Sixteen Essay


By Kathryn Muscat. Photo by JJ van Rooyen.

I still remember what it used to feel like going to hardcore shows at the age of 16. Nervous, excited, anticipating the night ahead. We knew Tim (with a newly acquired driver’s licence) would play something good to stoke us up on the drive there. Knew we’d all drive home in the dark: the long drive home on the N2, then so unfamiliar, now such a well travelled road.

Remembering earplugs, making sure we looked ok (scuff your new converse, style your hair, same old band shirt: check), a bottle of water, something interesting to eat, to share, debates about what cd we’d buy with our monthly pocket money. Wondering where we were going half the time. Finding ourselves in school halls (dust and chalk), or at Boogaloos skateparks, or churches in suburbs we’d never been in before.
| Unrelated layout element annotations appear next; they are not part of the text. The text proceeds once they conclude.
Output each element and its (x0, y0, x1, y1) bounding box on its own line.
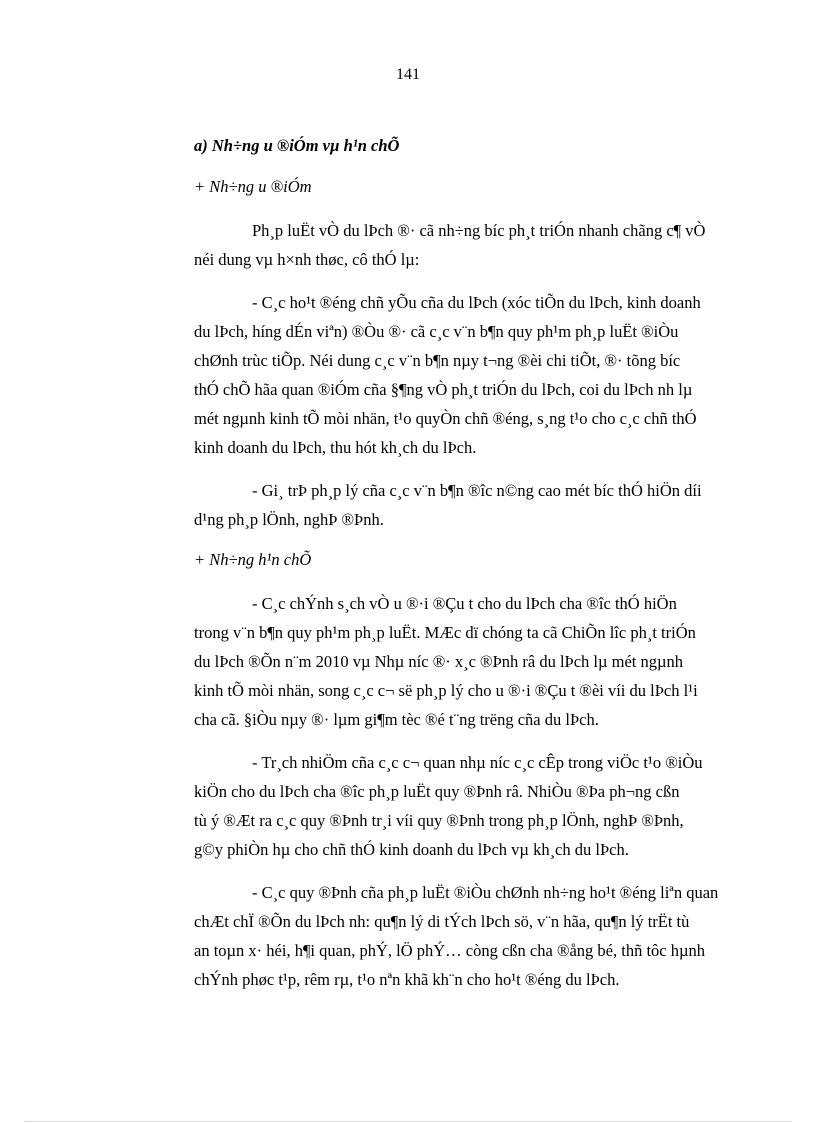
text-line: mét ngµnh kinh tÕ mòi nhän, t¹o quyÒn chñ ®éng, s¸ng t¹o cho c¸c chñ thÓ (194, 409, 697, 428)
advantages-subheading: + Nh÷ng u ®iÓm (194, 177, 312, 196)
text-line: kinh doanh du lÞch, thu hót kh¸ch du lÞch. (194, 438, 477, 457)
text-line: tù ý ®Æt ra c¸c quy ®Þnh tr¸i víi quy ®Þnh trong ph¸p lÖnh, nghÞ ®Þnh, (194, 811, 684, 830)
text-line: Ph¸p luËt vÒ du lÞch ®· cã nh÷ng bíc ph¸t triÓn nhanh chãng c¶ vÒ (252, 221, 706, 240)
text-line: kiÖn cho du lÞch cha ®îc ph¸p luËt quy ®Þnh râ. NhiÒu ®Þa ph¬ng cßn (194, 782, 680, 801)
page-number: 141 (396, 66, 420, 83)
text-line: g©y phiÒn hµ cho chñ thÓ kinh doanh du lÞch vµ kh¸ch du lÞch. (194, 840, 629, 859)
paragraph (136, 216, 740, 274)
text-line: d¹ng ph¸p lÖnh, nghÞ ®Þnh. (194, 510, 384, 529)
text-line: chÆt chÏ ®Õn du lÞch nh: qu¶n lý di tÝch lÞch sö, v¨n hãa, qu¶n lý trËt tù (194, 912, 690, 931)
text-line: - C¸c quy ®Þnh cña ph¸p luËt ®iÒu chØnh nh÷ng ho¹t ®éng liªn quan (252, 883, 719, 902)
text-line: cha cã. §iÒu nµy ®· lµm gi¶m tèc ®é t¨ng trëng cña du lÞch. (194, 710, 599, 729)
text-line: du lÞch ®Õn n¨m 2010 vµ Nhµ níc ®· x¸c ®Þnh râ du lÞch lµ mét ngµnh (194, 652, 684, 671)
text-line: thÓ chÕ hãa quan ®iÓm cña §¶ng vÒ ph¸t triÓn du lÞch, coi du lÞch nh lµ (194, 380, 693, 399)
paragraph (136, 589, 740, 734)
text-line: kinh tÕ mòi nhän, song c¸c c¬ së ph¸p lý cho u ®·i ®Çu t ®èi víi du lÞch l¹i (194, 681, 698, 700)
text-line: néi dung vµ h×nh thøc, cô thÓ lµ: (194, 250, 420, 269)
text-line: - Gi¸ trÞ ph¸p lý cña c¸c v¨n b¶n ®îc n©ng cao mét bíc thÓ hiÖn díi (252, 481, 702, 500)
paragraph (136, 288, 740, 462)
text-line: - Tr¸ch nhiÖm cña c¸c c¬ quan nhµ níc c¸c cÊp trong viÖc t¹o ®iÒu (252, 753, 703, 772)
text-line: an toµn x· héi, h¶i quan, phÝ, lÖ phÝ… còng cßn cha ®ång bé, thñ tôc hµnh (194, 941, 706, 960)
document-body (136, 134, 740, 1008)
text-line: - C¸c chÝnh s¸ch vÒ u ®·i ®Çu t cho du lÞch cha ®îc thÓ hiÖn (252, 594, 677, 613)
text-line: chØnh trùc tiÕp. Néi dung c¸c v¨n b¶n nµy t¬ng ®èi chi tiÕt, ®· tõng bíc (194, 351, 681, 370)
text-line: - C¸c ho¹t ®éng chñ yÕu cña du lÞch (xóc tiÕn du lÞch, kinh doanh (252, 293, 701, 312)
text-line: chÝnh phøc t¹p, rêm rµ, t¹o nªn khã kh¨n cho ho¹t ®éng du lÞch. (194, 970, 620, 989)
section-heading: a) Nh÷ng u ®iÓm vµ h¹n chÕ (194, 136, 400, 155)
page-bottom-divider (24, 1121, 792, 1122)
paragraph (136, 878, 740, 994)
text-line: trong v¨n b¶n quy ph¹m ph¸p luËt. MÆc dï chóng ta cã ChiÕn lîc ph¸t triÓn (194, 623, 696, 642)
paragraph (136, 476, 740, 534)
limitations-subheading: + Nh÷ng h¹n chÕ (194, 550, 312, 569)
paragraph (136, 748, 740, 864)
text-line: du lÞch, híng dÉn viªn) ®Òu ®· cã c¸c v¨n b¶n quy ph¹m ph¸p luËt ®iÒu (194, 322, 679, 341)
Nothing looks the same now. The light of day spoils everything.

The smell of young teenage excitement, like sweat but sweeter. Later in the night we’d be salty and sticky, our faces aglow. But before we all spent ourselves we’d find our places, seeing old familiar faces: the same kids every time. Stacking our bags behind the merch table, or in a collective heap on the floor. It took time to form our pack. We weren’t just going to let anyone in. We never went alone. And we knew the people to know. Sitting behind the merch table selling pins and cds and shirts with Jen, standing in the front with arms folded, nodding our heads and smiling at opportune moments, screaming lyrics in mics passed to us because the bands knew who we were.

We were a kind of family. Some of us still are. Some of us got lost. Some of us left. But then we were inseparable. We knew each other’s parents and homes. We had each other’s backs in the pit. We spent the best nights of our lives together; nights at a time in our lives when anything was possible, when nothing was beyond us. When every night out meant time with people we respected, listening to music we adored with all our hearts.

You see, it’s not just music, It’s a way of life. Like no other genre i’ve known. We built it together, and watched it fall as we all stepped away to get married, or get jobs, or seek greener pastures. I don’t want to lose it or ever give up on it. Times may have changed and people with it, but I don’t ever want to forget.

Call me lame. Say I should have grown up a long time ago and that I should know better. The fact is, hardcore will always be in my heart.